Il Vaticano riapre il caso Orlandi. Il promotore di giustizia Alessandro Diddi avvierà nuove indagini in relazione alla scomparsa di Emanuela, avvenuta a Roma nel giugno del 1983. L’apertura del fascicolo, la cui notizia è stata confermata anche dalla sala stampa vaticana, è legata ad una serie di istanze presentate in passato da Pietro Orlandi, fratello di Emanuela.La magistratura vaticana in primo luogo analizzerà gli atti e i documenti relativi alle vecchie indagini. Il procedimento della Procura di Roma sulle sparizioni di Orlandi e di Mirella Gregori, anche quest’ultima del 1983, venne archiviato nell’ottobre del 2015 su richieste dall’allora procuratore capo Giuseppe Pignatone, ora presidente del Tribunale vaticano.

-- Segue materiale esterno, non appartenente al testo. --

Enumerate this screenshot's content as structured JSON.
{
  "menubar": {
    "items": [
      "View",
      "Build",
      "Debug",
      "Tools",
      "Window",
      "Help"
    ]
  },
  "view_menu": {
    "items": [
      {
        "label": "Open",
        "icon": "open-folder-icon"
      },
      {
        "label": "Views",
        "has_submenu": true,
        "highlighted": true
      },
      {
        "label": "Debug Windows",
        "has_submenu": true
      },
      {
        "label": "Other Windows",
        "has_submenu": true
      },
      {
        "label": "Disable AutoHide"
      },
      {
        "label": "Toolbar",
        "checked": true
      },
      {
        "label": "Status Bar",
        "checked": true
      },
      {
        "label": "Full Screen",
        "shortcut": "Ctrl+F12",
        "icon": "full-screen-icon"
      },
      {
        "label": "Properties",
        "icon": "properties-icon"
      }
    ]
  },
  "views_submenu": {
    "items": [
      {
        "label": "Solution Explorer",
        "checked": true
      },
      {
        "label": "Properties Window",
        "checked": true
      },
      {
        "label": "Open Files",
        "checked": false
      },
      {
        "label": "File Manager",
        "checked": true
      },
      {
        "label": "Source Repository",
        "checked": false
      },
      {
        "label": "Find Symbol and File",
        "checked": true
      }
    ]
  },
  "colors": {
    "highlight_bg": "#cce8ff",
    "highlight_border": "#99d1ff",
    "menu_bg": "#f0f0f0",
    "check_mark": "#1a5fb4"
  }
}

Pietro Orlandi spera che «si possa arrivare a una soluzione. La verità c'è, sta da qualche parte sta e molte persone la conoscono». Confermato anche il sit-in che si terrà a Roma, a Largo Giovanni XXIII, il 14 gennaio, giorno in cui Emanuela compirebbe 55 anni. La decisione del Pm vaticano sarebbe legata a diversi fattori. Innanzitutto, secondo quanto aveva detto l’avvocato della famiglia Orlandi, Laura Sgrò, a gennaio dello scorso anno il Papa le aveva scritto indicandole appunto di rivolgersi al Promotore di giustizia. E infatti la legale oggi conferma: «E' da un anno che attendevamo di essere ascoltati». «Credo che abbia influito anche la proposta di una iniziativa di una commissione di inchiesta dello stesso Parlamento», aggiunge la stessa Sgrò.
Il tutto oggi si intreccia con le ultime rivelazioni del segretario di Ratzinger, monsignor Georg Gaenswein, che interessano, tra i tanti dossier affrontati nel libro in uscita tra qualche giorno, anche il caso Orlandi. Un libro nel quale di fatto contesta Papa Francesco che oggi lo ha convocato per un confronto. Nessuna informazione ufficiale è stata data sui contenuti del "faccia a faccia" che sarebbe stato comunque abbastanza breve. Gaenswein, nel Bollettino vaticano di oggi, viene ancora definito con il titolo di Prefetto della Casa Pontificia, anche se è dal 2020 che non esercita questo ruolo. Nel libro «Nient'altro che la verità» (Piemme) mons. Gaenswein, in relazione ad un documento di cui parla in queste ore anche Pietro Orlandi, dice: «Questo fantomatico dossier non è mai stato reso noto unicamente perché non esiste». Conferma però di avere incontrato Pietro il 9 dicembre del 2011 e poi spiega perché, consultandosi con la sala stampa vaticana allora guidata da padre Federico Lombardi, non chiese a Papa Benedetto XVI di fare un suo intervento su Emanuela Orlandi all’Angelus. "Personalmente avevo espresso la mia massima disponibilità e solidarietà", aggiunge. Ma afferma che la questione fu studiata da monsignor Giampiero Gloder della Segreteria di Stato e la conclusione fu appunto quella di evitare un intervento pubblico di Ratzinger. Infine l’arcivescovo tedesco fa sapere che anche l'allora capo della Gendarmeria, Domenico Giani, «consultò la documentazione dell’epica e concluse che non c'era stata alcuna notizia tenuta nascosta alla magistratura italiana e che nel frattempo non erano maturate ulteriori ipotesi riguardo alle quali poter approfondire le indagini in Vaticano».
La decisione del Vaticano arriva qualche settimana dopo l'iniziativa di alcuni parlamentari italiani che chiedono una commissione d’inchiesta sui casi Orlandi, Gregori e Cesaroni. Il deputato del Pd Roberto Morassut primo firmatario, commenta: «La notizia della riapertura delle indagini sul caso Orlandi da parte della giustizia vaticana è molto positiva e si muove nella direzione della ricerca della verità». Un dossier, l’avvio della commissione d’inchiesta, che vede una sollecitazione bipartisan, dal Movimento 5 Stelle alla Lega.